Published on: Oct 12, 2017
Author: Amy Liu

Chinese firms including high-end equipment maker Jiangsu Hagong Intelligent Robot Co plan to bid for German industrial company FFT, likely to be valued at up to $712 million, two people familiar with the matter said.

China’s state-owned power company Shanghai Electric and Asian-European private equity firm AGIC Capital had also expressed interest earlier in the process, being managed by Morgan Stanley as FFT’s financial adviser, the people said.

FFT, a maker of manufacturing facilities for car makers and owned by private equity investor Aton, is expected to be valued at around 8-10 times its expected 2017 core earnings of about 60 million euros ($71.21 million), another person said.

Chinese interest in FFT comes as the world’s second-largest economy strives to boost locally-made products as part of a broad “Made in China 2025” plan, in ten sectors ranging from robotics to biopharmaceuticals.

The Chinese government issued new guidelines in August to support overseas investments in sectors such as advanced technology and high-tech manufacturing, while restricting deals in property and entertainment.

Jiangsu Hagong is among a growing number of Chinese firms seeking access to advanced German industrial technology as China pushes to bolster its high-end manufacturing.

A maker of industrial robots and auto automation equipment, Jiangsu Hagong could be the most serious bidder for FFT, said two of the people.

All the people declined to be named as the bidding plans are not public. FFT, Jiangsu Hagong, Shanghai Electric and AGIC Capital didn’t respond to requests for comment. Morgan Stanley and Aton declined to comment.

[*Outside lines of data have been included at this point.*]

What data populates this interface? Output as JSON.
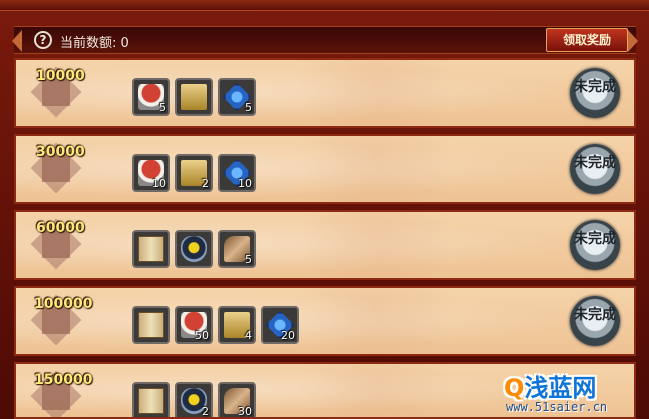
{
  "header": {
    "current_amount_label": "当前数额: 0",
    "help_icon": "?",
    "claim_button": "领取奖励"
  },
  "rows": [
    {
      "tier": "10000",
      "status": "未完成",
      "items": [
        {
          "icon": "gift-pack-icon",
          "count": "5"
        },
        {
          "icon": "treasure-chest-icon",
          "count": ""
        },
        {
          "icon": "blue-crystal-icon",
          "count": "5"
        }
      ]
    },
    {
      "tier": "30000",
      "status": "未完成",
      "items": [
        {
          "icon": "gift-pack-icon",
          "count": "10"
        },
        {
          "icon": "treasure-chest-icon",
          "count": "2"
        },
        {
          "icon": "blue-crystal-icon",
          "count": "10"
        }
      ]
    },
    {
      "tier": "60000",
      "status": "未完成",
      "items": [
        {
          "icon": "scroll-icon",
          "count": ""
        },
        {
          "icon": "shield-alert-icon",
          "count": ""
        },
        {
          "icon": "feather-icon",
          "count": "5"
        }
      ]
    },
    {
      "tier": "100000",
      "status": "未完成",
      "items": [
        {
          "icon": "scroll-icon",
          "count": ""
        },
        {
          "icon": "gift-pack-icon",
          "count": "50"
        },
        {
          "icon": "treasure-chest-icon",
          "count": "4"
        },
        {
          "icon": "blue-crystal-icon",
          "count": "20"
        }
      ]
    },
    {
      "tier": "150000",
      "status": "",
      "items": [
        {
          "icon": "scroll-icon",
          "count": ""
        },
        {
          "icon": "shield-alert-icon",
          "count": "2"
        },
        {
          "icon": "feather-icon",
          "count": "30"
        }
      ]
    }
  ],
  "watermark": {
    "logo_lead": "Q",
    "logo_text": "浅蓝网",
    "url": "www.51saier.cn"
  }
}
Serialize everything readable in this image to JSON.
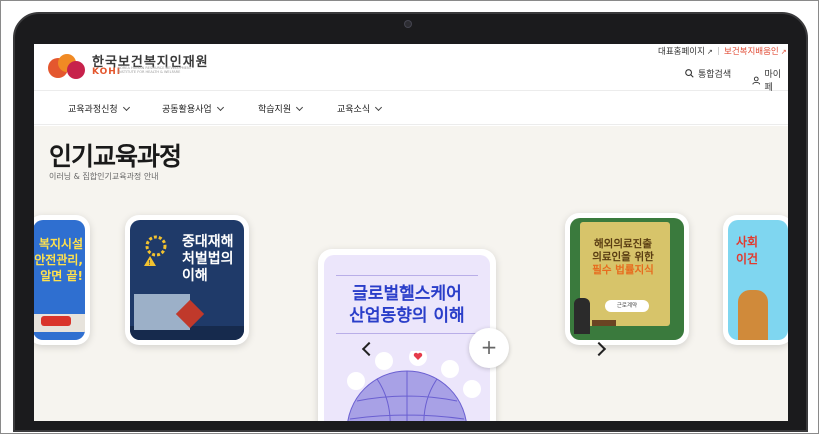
{
  "header": {
    "logo_title": "한국보건복지인재원",
    "logo_en": "KOHI",
    "logo_sub": "KOREA HUMAN RESOURCE DEVELOPMENT INSTITUTE FOR HEALTH & WELFARE",
    "util_links": [
      "대표홈페이지",
      "보건복지배움인"
    ],
    "search_label": "통합검색",
    "mypage_label": "마이페"
  },
  "nav": {
    "items": [
      "교육과정신청",
      "공동활용사업",
      "학습지원",
      "교육소식"
    ]
  },
  "section": {
    "title": "인기교육과정",
    "desc": "이러닝 & 집합인기교육과정 안내"
  },
  "cards": {
    "left_title": "복지시설\n안전관리,\n알면 끝!",
    "card2_title": "중대재해\n처벌법의\n이해",
    "card3_title": "글로벌헬스케어\n산업동향의 이해",
    "card4_title_a": "해외의료진출",
    "card4_title_b": "의료인을 위한",
    "card4_title_c": "필수 법률지식",
    "card4_btn": "근로계약",
    "right_title": "사회\n이건"
  },
  "controls": {
    "plus": "+"
  },
  "colors": {
    "accent": "#e14c36",
    "background": "#f6f4ef",
    "card3_title": "#2a3ec9"
  }
}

Chinese bidders’ pursuit of FFT comes a year after Shenzhen-listed Midea launched a $5 billion offer for German robotics maker Kuka, in a deal that triggered concerns that China was gaining greater access to key technologies.

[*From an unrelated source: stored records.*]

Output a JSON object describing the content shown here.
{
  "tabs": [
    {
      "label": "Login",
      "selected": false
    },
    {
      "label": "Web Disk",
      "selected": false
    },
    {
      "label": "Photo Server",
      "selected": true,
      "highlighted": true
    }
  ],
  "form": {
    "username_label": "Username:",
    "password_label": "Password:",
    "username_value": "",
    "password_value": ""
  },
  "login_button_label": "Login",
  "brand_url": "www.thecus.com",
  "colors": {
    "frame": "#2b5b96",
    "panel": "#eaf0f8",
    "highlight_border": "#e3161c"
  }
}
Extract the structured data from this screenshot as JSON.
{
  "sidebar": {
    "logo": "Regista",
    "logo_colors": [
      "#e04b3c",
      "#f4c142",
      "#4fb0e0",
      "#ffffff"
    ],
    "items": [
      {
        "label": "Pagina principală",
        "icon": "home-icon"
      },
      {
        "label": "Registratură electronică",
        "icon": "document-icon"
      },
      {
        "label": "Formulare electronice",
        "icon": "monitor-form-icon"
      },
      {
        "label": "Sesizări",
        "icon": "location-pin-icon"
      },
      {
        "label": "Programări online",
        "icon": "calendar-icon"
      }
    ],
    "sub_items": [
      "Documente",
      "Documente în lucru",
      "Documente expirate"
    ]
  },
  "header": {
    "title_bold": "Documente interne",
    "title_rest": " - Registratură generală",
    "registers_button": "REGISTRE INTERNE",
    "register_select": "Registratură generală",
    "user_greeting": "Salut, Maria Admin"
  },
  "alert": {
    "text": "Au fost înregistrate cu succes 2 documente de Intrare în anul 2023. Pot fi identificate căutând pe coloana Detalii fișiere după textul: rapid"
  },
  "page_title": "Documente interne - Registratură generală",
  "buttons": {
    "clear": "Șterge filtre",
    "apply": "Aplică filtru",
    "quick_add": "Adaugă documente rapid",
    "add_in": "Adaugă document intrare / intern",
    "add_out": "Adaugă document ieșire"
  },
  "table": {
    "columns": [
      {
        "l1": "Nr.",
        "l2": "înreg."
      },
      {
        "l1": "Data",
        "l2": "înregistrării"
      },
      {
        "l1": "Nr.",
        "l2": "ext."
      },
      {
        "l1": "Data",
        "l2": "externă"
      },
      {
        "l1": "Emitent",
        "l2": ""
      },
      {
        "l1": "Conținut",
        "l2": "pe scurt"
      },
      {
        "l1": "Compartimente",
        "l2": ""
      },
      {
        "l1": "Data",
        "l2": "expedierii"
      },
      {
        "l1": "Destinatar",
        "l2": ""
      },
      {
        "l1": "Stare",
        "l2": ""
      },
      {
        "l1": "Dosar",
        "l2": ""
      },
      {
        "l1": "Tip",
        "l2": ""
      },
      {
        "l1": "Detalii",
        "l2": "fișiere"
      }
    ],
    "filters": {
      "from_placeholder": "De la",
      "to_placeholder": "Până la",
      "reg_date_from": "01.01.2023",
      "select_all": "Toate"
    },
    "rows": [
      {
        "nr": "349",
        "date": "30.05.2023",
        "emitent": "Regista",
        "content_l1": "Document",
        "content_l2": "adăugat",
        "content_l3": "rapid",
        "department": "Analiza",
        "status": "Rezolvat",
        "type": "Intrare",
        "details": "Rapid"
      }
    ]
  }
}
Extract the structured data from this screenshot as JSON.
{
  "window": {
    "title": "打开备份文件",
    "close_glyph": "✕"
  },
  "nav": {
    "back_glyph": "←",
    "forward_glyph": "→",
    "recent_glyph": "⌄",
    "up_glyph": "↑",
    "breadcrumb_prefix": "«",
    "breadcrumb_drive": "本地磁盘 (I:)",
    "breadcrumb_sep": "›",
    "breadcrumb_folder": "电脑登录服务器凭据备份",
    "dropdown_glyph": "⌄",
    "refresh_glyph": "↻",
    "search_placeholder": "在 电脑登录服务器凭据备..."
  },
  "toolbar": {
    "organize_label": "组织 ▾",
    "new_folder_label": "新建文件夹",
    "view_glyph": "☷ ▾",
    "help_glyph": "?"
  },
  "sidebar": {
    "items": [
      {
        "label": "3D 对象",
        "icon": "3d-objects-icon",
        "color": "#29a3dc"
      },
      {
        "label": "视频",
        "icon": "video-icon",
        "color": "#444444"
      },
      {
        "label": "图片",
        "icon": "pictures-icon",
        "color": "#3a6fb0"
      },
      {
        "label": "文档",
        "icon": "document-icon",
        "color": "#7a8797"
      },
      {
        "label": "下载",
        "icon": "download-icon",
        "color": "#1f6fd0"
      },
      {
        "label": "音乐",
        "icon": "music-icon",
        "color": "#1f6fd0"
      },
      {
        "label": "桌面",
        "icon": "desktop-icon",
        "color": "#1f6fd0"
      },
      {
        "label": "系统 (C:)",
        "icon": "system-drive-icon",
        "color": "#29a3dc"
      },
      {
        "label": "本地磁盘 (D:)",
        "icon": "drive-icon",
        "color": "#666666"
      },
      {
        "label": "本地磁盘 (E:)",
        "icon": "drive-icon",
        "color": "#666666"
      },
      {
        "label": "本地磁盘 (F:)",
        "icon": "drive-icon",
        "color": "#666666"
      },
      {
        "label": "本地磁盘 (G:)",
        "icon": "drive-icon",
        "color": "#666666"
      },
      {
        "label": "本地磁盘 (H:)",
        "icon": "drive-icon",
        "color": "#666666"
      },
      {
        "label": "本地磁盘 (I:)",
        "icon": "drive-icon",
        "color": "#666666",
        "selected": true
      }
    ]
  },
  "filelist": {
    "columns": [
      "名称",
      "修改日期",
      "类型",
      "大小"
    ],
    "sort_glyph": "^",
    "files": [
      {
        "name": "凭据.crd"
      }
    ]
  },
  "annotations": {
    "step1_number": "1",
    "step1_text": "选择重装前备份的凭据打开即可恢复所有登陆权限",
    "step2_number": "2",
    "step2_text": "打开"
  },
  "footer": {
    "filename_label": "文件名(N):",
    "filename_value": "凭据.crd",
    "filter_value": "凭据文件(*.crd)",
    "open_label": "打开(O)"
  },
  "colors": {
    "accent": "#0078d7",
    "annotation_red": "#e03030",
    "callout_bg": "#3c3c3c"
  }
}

China itself expressed concern in July after Germany became the first European Union country to tighten its rules on foreign corporate takeovers, following a series of Chinese deals giving access to Western technology and expertise.

The new regulations allow the German government to block takeovers if there’s a risk of critical technology going abroad.

However, several German companies, including Eisenmann and Eissmann Automotive, were pushing ahead with talks with potential Chinese buyers, and did not expect political interference, separate sources told Reuters in July.

German auto supplier ZF said in August it sold its Body Control Systems division to China’s Luxshare for an undisclosed amount.

Separate sources said in July that companies like FFT are not the type of technologically critical assets that Germany would look to protect.

“I don’t think there’s going to be any big issue,” said one of the people. “Midea closed the Kuka deal, which was much bigger and set a precedent for smaller deals. FTT’s management is also keen to sell the company to the Chinese.”